Who loved watching Sam “MacGyver” the stun gun from parts from the hardware store? I’m not sure how many know, but one of Jared’s early acting roles was the pilot for “Young MacGyver.” Talk about coming full circle.
Kudos to Dabb remembering continuity and the MOL bunker library still being a mess after the events at the end of last season. I love continuity.
Best Quote: “I’m sorry Agent Pathetic-has-been-rock-star. Did I offend your delicate sensibilities?” I’m so glad wisecracking Crowley is back.
Since they’re on the subject of purification, one thing I wish they would address that would end the countless speculation that I keep reading is Sam and his demon blood. From what I know, Sam was purified of the demon blood during the trials. That was stated in “The Great Escapist.” No, he didn’t finish the trials, but the trials were to end in his death. His purification still happened through the illness. It burned his organs, aka the purification. The comment was made a couple of times during my interviews at Comic Con that the demon blood was no longer in play. No, it wasn’t a flat out “The trials purified Sam” or “When he was possessed by Gadreel he was cleansed” (I’m very certain it’s the former), but from what I understand, this isn’t coming up again. I know this show is often guilty of leaving breadcrumbs more than flat out saying things, but from every impression I’ve gotten so far demon blood in Sam is old news.

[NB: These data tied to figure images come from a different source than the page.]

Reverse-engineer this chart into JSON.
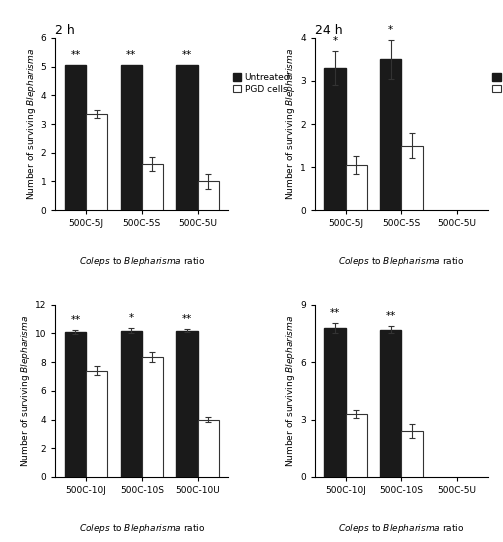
{
  "subplots": [
    {
      "title": "2 h",
      "ylim": [
        0,
        6
      ],
      "yticks": [
        0,
        1,
        2,
        3,
        4,
        5,
        6
      ],
      "groups": [
        "500C-5J",
        "500C-5S",
        "500C-5U"
      ],
      "untreated_vals": [
        5.05,
        5.05,
        5.05
      ],
      "untreated_err": [
        0.0,
        0.0,
        0.0
      ],
      "pgd_vals": [
        3.35,
        1.6,
        1.0
      ],
      "pgd_err": [
        0.15,
        0.25,
        0.25
      ],
      "sig_labels": [
        "**",
        "**",
        "**"
      ],
      "show_legend": true,
      "has_pgd": [
        true,
        true,
        true
      ],
      "has_untreated": [
        true,
        true,
        true
      ]
    },
    {
      "title": "24 h",
      "ylim": [
        0,
        4
      ],
      "yticks": [
        0,
        1,
        2,
        3,
        4
      ],
      "groups": [
        "500C-5J",
        "500C-5S",
        "500C-5U"
      ],
      "untreated_vals": [
        3.3,
        3.5,
        0
      ],
      "untreated_err": [
        0.4,
        0.45,
        0
      ],
      "pgd_vals": [
        1.05,
        1.5,
        0
      ],
      "pgd_err": [
        0.2,
        0.3,
        0
      ],
      "sig_labels": [
        "*",
        "*",
        ""
      ],
      "show_legend": true,
      "has_pgd": [
        true,
        true,
        false
      ],
      "has_untreated": [
        true,
        true,
        false
      ]
    },
    {
      "title": "",
      "ylim": [
        0,
        12
      ],
      "yticks": [
        0,
        2,
        4,
        6,
        8,
        10,
        12
      ],
      "groups": [
        "500C-10J",
        "500C-10S",
        "500C-10U"
      ],
      "untreated_vals": [
        10.1,
        10.2,
        10.2
      ],
      "untreated_err": [
        0.12,
        0.15,
        0.12
      ],
      "pgd_vals": [
        7.4,
        8.35,
        4.0
      ],
      "pgd_err": [
        0.3,
        0.35,
        0.2
      ],
      "sig_labels": [
        "**",
        "*",
        "**"
      ],
      "show_legend": false,
      "has_pgd": [
        true,
        true,
        true
      ],
      "has_untreated": [
        true,
        true,
        true
      ]
    },
    {
      "title": "",
      "ylim": [
        0,
        9
      ],
      "yticks": [
        0,
        3,
        6,
        9
      ],
      "groups": [
        "500C-10J",
        "500C-10S",
        "500C-5U"
      ],
      "untreated_vals": [
        7.8,
        7.7,
        0
      ],
      "untreated_err": [
        0.25,
        0.2,
        0
      ],
      "pgd_vals": [
        3.3,
        2.4,
        0
      ],
      "pgd_err": [
        0.2,
        0.35,
        0
      ],
      "sig_labels": [
        "**",
        "**",
        ""
      ],
      "show_legend": false,
      "has_pgd": [
        true,
        true,
        false
      ],
      "has_untreated": [
        true,
        true,
        false
      ]
    }
  ],
  "bar_width": 0.38,
  "untreated_color": "#1a1a1a",
  "pgd_color": "#ffffff",
  "pgd_edgecolor": "#333333",
  "fontsize_title": 9,
  "fontsize_tick": 6.5,
  "fontsize_label": 6.5,
  "fontsize_legend": 6.5,
  "fontsize_sig": 7.5,
  "legend_label_untreated": "Untreated",
  "legend_label_pgd": "PGD cells"
}
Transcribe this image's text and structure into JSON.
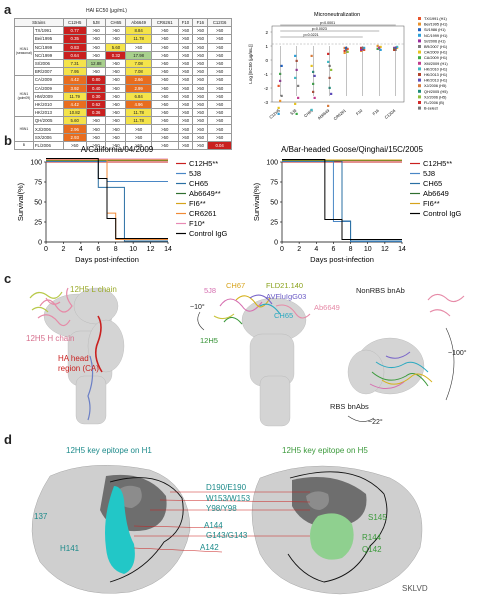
{
  "panels": {
    "a": "a",
    "b": "b",
    "c": "c",
    "d": "d"
  },
  "table": {
    "title": "HAI EC50 (μg/mL)",
    "strain_header": "Strains",
    "columns": [
      "C12H5",
      "5J8",
      "CH65",
      "Ab6649",
      "CR6261",
      "F10",
      "F16",
      "C12G6"
    ],
    "groups": [
      {
        "label": "H1N1 (seasonal)",
        "rows": [
          {
            "name": "TX/1991",
            "cells": [
              "0.77",
              ">50",
              ">50",
              "8.84",
              ">50",
              ">50",
              ">50",
              ">50"
            ],
            "colors": [
              "red",
              "wht",
              "wht",
              "yel",
              "wht",
              "wht",
              "wht",
              "wht"
            ]
          },
          {
            "name": "Bei/1995",
            "cells": [
              "0.35",
              ">50",
              ">50",
              "11.78",
              ">50",
              ">50",
              ">50",
              ">50"
            ],
            "colors": [
              "red",
              "wht",
              "wht",
              "yel",
              "wht",
              "wht",
              "wht",
              "wht"
            ]
          },
          {
            "name": "NC/1999",
            "cells": [
              "0.83",
              ">50",
              "5.60",
              ">50",
              ">50",
              ">50",
              ">50",
              ">50"
            ],
            "colors": [
              "red",
              "wht",
              "yel",
              "wht",
              "wht",
              "wht",
              "wht",
              "wht"
            ]
          },
          {
            "name": "NC/1999",
            "cells": [
              "0.64",
              ">50",
              "0.32",
              "17.98",
              ">50",
              ">50",
              ">50",
              ">50"
            ],
            "colors": [
              "red",
              "wht",
              "red",
              "grn",
              "wht",
              "wht",
              "wht",
              "wht"
            ]
          },
          {
            "name": "SI/2006",
            "cells": [
              "7.31",
              "12.88",
              ">50",
              "7.08",
              ">50",
              ">50",
              ">50",
              ">50"
            ],
            "colors": [
              "yel",
              "grn",
              "wht",
              "yel",
              "wht",
              "wht",
              "wht",
              "wht"
            ]
          },
          {
            "name": "BR/2007",
            "cells": [
              "7.95",
              ">50",
              ">50",
              "7.08",
              ">50",
              ">50",
              ">50",
              ">50"
            ],
            "colors": [
              "yel",
              "wht",
              "wht",
              "yel",
              "wht",
              "wht",
              "wht",
              "wht"
            ]
          }
        ]
      },
      {
        "label": "H1N1 (pdm09)",
        "rows": [
          {
            "name": "CA/2009",
            "cells": [
              "4.42",
              "0.80",
              ">50",
              "2.66",
              ">50",
              ">50",
              ">50",
              ">50"
            ],
            "colors": [
              "org",
              "red",
              "wht",
              "org",
              "wht",
              "wht",
              "wht",
              "wht"
            ]
          },
          {
            "name": "CA/2009",
            "cells": [
              "3.92",
              "0.40",
              ">50",
              "2.99",
              ">50",
              ">50",
              ">50",
              ">50"
            ],
            "colors": [
              "org",
              "red",
              "wht",
              "org",
              "wht",
              "wht",
              "wht",
              "wht"
            ]
          },
          {
            "name": "HM/2009",
            "cells": [
              "11.79",
              "0.30",
              ">50",
              "6.84",
              ">50",
              ">50",
              ">50",
              ">50"
            ],
            "colors": [
              "yel",
              "red",
              "wht",
              "yel",
              "wht",
              "wht",
              "wht",
              "wht"
            ]
          },
          {
            "name": "HK/2010",
            "cells": [
              "4.42",
              "0.62",
              ">50",
              "4.96",
              ">50",
              ">50",
              ">50",
              ">50"
            ],
            "colors": [
              "org",
              "red",
              "wht",
              "org",
              "wht",
              "wht",
              "wht",
              "wht"
            ]
          },
          {
            "name": "HK/2013",
            "cells": [
              "10.82",
              "0.36",
              ">50",
              "11.78",
              ">50",
              ">50",
              ">50",
              ">50"
            ],
            "colors": [
              "yel",
              "red",
              "wht",
              "yel",
              "wht",
              "wht",
              "wht",
              "wht"
            ]
          }
        ]
      },
      {
        "label": "H5N1",
        "rows": [
          {
            "name": "QH/2005",
            "cells": [
              "5.60",
              ">50",
              ">50",
              "11.78",
              ">50",
              ">50",
              ">50",
              ">50"
            ],
            "colors": [
              "yel",
              "wht",
              "wht",
              "yel",
              "wht",
              "wht",
              "wht",
              "wht"
            ]
          },
          {
            "name": "XJ/2006",
            "cells": [
              "2.96",
              ">50",
              ">50",
              ">50",
              ">50",
              ">50",
              ">50",
              ">50"
            ],
            "colors": [
              "org",
              "wht",
              "wht",
              "wht",
              "wht",
              "wht",
              "wht",
              "wht"
            ]
          },
          {
            "name": "SX/2006",
            "cells": [
              "2.93",
              ">50",
              ">50",
              ">50",
              ">50",
              ">50",
              ">50",
              ">50"
            ],
            "colors": [
              "org",
              "wht",
              "wht",
              "wht",
              "wht",
              "wht",
              "wht",
              "wht"
            ]
          }
        ]
      },
      {
        "label": "B",
        "rows": [
          {
            "name": "FL/2006",
            "cells": [
              ">50",
              ">50",
              ">50",
              ">50",
              ">50",
              ">50",
              ">50",
              "0.04"
            ],
            "colors": [
              "wht",
              "wht",
              "wht",
              "wht",
              "wht",
              "wht",
              "wht",
              "red"
            ]
          }
        ]
      }
    ]
  },
  "micro": {
    "title": "Microneutralization",
    "ylabel": "Log [EC50 (μg/mL)]",
    "pvals": [
      "p<0.0001",
      "p=0.0023",
      "p=0.0221"
    ],
    "categories": [
      "C12H5",
      "5J8",
      "CH65",
      "Ab6649",
      "CR6261",
      "F10",
      "F16",
      "C12G6"
    ],
    "legend": [
      "TX/1991 (H1)",
      "Bei/1995 (H1)",
      "SI/1986 (H1)",
      "NC/1999 (H1)",
      "SI/2006 (H1)",
      "BR/2007 (H1)",
      "CA/2009 (H1)",
      "CA/2009 (H1)",
      "XM/2009 (H1)",
      "HK/2010 (H1)",
      "HK/2013 (H1)",
      "HK/2013 (H1)",
      "XJ/2006 (H5)",
      "QH/2005 (H5)",
      "XJ/2006 (H5)",
      "FL/2006 (B)",
      "B-select"
    ],
    "legend_colors": [
      "#e8542b",
      "#e8922b",
      "#1f5fbf",
      "#2c9fd8",
      "#9b2c9c",
      "#7b7b7b",
      "#e6c21e",
      "#39a844",
      "#c03b8d",
      "#3fb8c4",
      "#b2442c",
      "#5c4ab8",
      "#d87a3a",
      "#1c8c7a",
      "#8fbe3b",
      "#d12a2a",
      "#777777"
    ]
  },
  "chart_data": [
    {
      "type": "line",
      "title": "A/California/04/2009",
      "xlabel": "Days post-infection",
      "ylabel": "Survival(%)",
      "xlim": [
        0,
        14
      ],
      "ylim": [
        0,
        100
      ],
      "xticks": [
        "0",
        "2",
        "4",
        "6",
        "8",
        "10",
        "12",
        "14"
      ],
      "yticks": [
        "0",
        "25",
        "50",
        "75",
        "100"
      ],
      "series": [
        {
          "name": "C12H5**",
          "color": "#c9201f",
          "x": [
            0,
            14
          ],
          "y": [
            100,
            100
          ]
        },
        {
          "name": "5J8",
          "color": "#4a87c5",
          "x": [
            0,
            7,
            7,
            14
          ],
          "y": [
            100,
            100,
            75,
            75
          ]
        },
        {
          "name": "CH65",
          "color": "#2a6fa3",
          "x": [
            0,
            6,
            6,
            9,
            9,
            14
          ],
          "y": [
            100,
            100,
            67,
            67,
            0,
            0
          ]
        },
        {
          "name": "Ab6649**",
          "color": "#2f6f2f",
          "x": [
            0,
            14
          ],
          "y": [
            100,
            100
          ]
        },
        {
          "name": "FI6**",
          "color": "#d6a31c",
          "x": [
            0,
            14
          ],
          "y": [
            100,
            100
          ]
        },
        {
          "name": "CR6261",
          "color": "#f08a37",
          "x": [
            0,
            7,
            7,
            8,
            8,
            14
          ],
          "y": [
            100,
            100,
            33,
            33,
            0,
            0
          ]
        },
        {
          "name": "F10*",
          "color": "#e88ab4",
          "x": [
            0,
            14
          ],
          "y": [
            100,
            100
          ]
        },
        {
          "name": "Control IgG",
          "color": "#000000",
          "x": [
            0,
            6,
            6,
            7,
            7,
            8,
            8,
            14
          ],
          "y": [
            100,
            100,
            75,
            75,
            25,
            25,
            0,
            0
          ]
        }
      ]
    },
    {
      "type": "line",
      "title": "A/Bar-headed Goose/Qinghai/15C/2005",
      "xlabel": "Days post-infection",
      "ylabel": "Survival(%)",
      "xlim": [
        0,
        14
      ],
      "ylim": [
        0,
        100
      ],
      "xticks": [
        "0",
        "2",
        "4",
        "6",
        "8",
        "10",
        "12",
        "14"
      ],
      "yticks": [
        "0",
        "25",
        "50",
        "75",
        "100"
      ],
      "series": [
        {
          "name": "C12H5**",
          "color": "#c9201f",
          "x": [
            0,
            14
          ],
          "y": [
            100,
            100
          ]
        },
        {
          "name": "5J8",
          "color": "#4a87c5",
          "x": [
            0,
            6,
            6,
            8,
            8,
            14
          ],
          "y": [
            100,
            100,
            25,
            25,
            0,
            0
          ]
        },
        {
          "name": "CH65",
          "color": "#2a6fa3",
          "x": [
            0,
            7,
            7,
            8,
            8,
            14
          ],
          "y": [
            100,
            100,
            25,
            25,
            0,
            0
          ]
        },
        {
          "name": "Ab6649",
          "color": "#2f6f2f",
          "x": [
            0,
            14
          ],
          "y": [
            100,
            100
          ]
        },
        {
          "name": "FI6**",
          "color": "#d6a31c",
          "x": [
            0,
            14
          ],
          "y": [
            100,
            100
          ]
        },
        {
          "name": "Control IgG",
          "color": "#000000",
          "x": [
            0,
            5,
            5,
            7,
            7,
            14
          ],
          "y": [
            100,
            100,
            25,
            25,
            0,
            0
          ]
        }
      ]
    }
  ],
  "c": {
    "light_chain": "12H5 L chain",
    "heavy_chain": "12H5 H chain",
    "ha_head": "HA head",
    "region": "region (CA)",
    "antibodies": [
      "5J8",
      "CH67",
      "FLD21.140",
      "AVFluIgG03",
      "CH65",
      "Ab6649",
      "12H5"
    ],
    "angle1": "~10°",
    "nonrbs": "NonRBS bnAb",
    "rbs": "RBS bnAbs",
    "angle2": "~100°",
    "angle3": "~22°"
  },
  "d": {
    "title_h1": "12H5 key epitope on H1",
    "title_h5": "12H5 key epitope on H5",
    "labels_mid": [
      "D190/E190",
      "W153/W153",
      "Y98/Y98",
      "A144",
      "G143/G143",
      "A142"
    ],
    "labels_left": [
      "137",
      "H141"
    ],
    "labels_right": [
      "S145",
      "R144",
      "Q142"
    ],
    "watermark": "SKLVD"
  }
}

All in all, a very exciting and enjoyable hour. I give Mr. Dabb an A, despite the obvious parallels to prior seasons that could likely go nowhere. I’ll give him the benefit of the doubt that this might all lead to something because I was so damned entertained. Next week, the dreaded Brad and Eugenie script. I’ll try my best to be objective, but all it’ll take is one bad line for me to be chucking tv bricks in extreme frustration. They have a knack for triggering my short fuse. Let’s see if what we get remotely follows continuity. I just might be happy with that.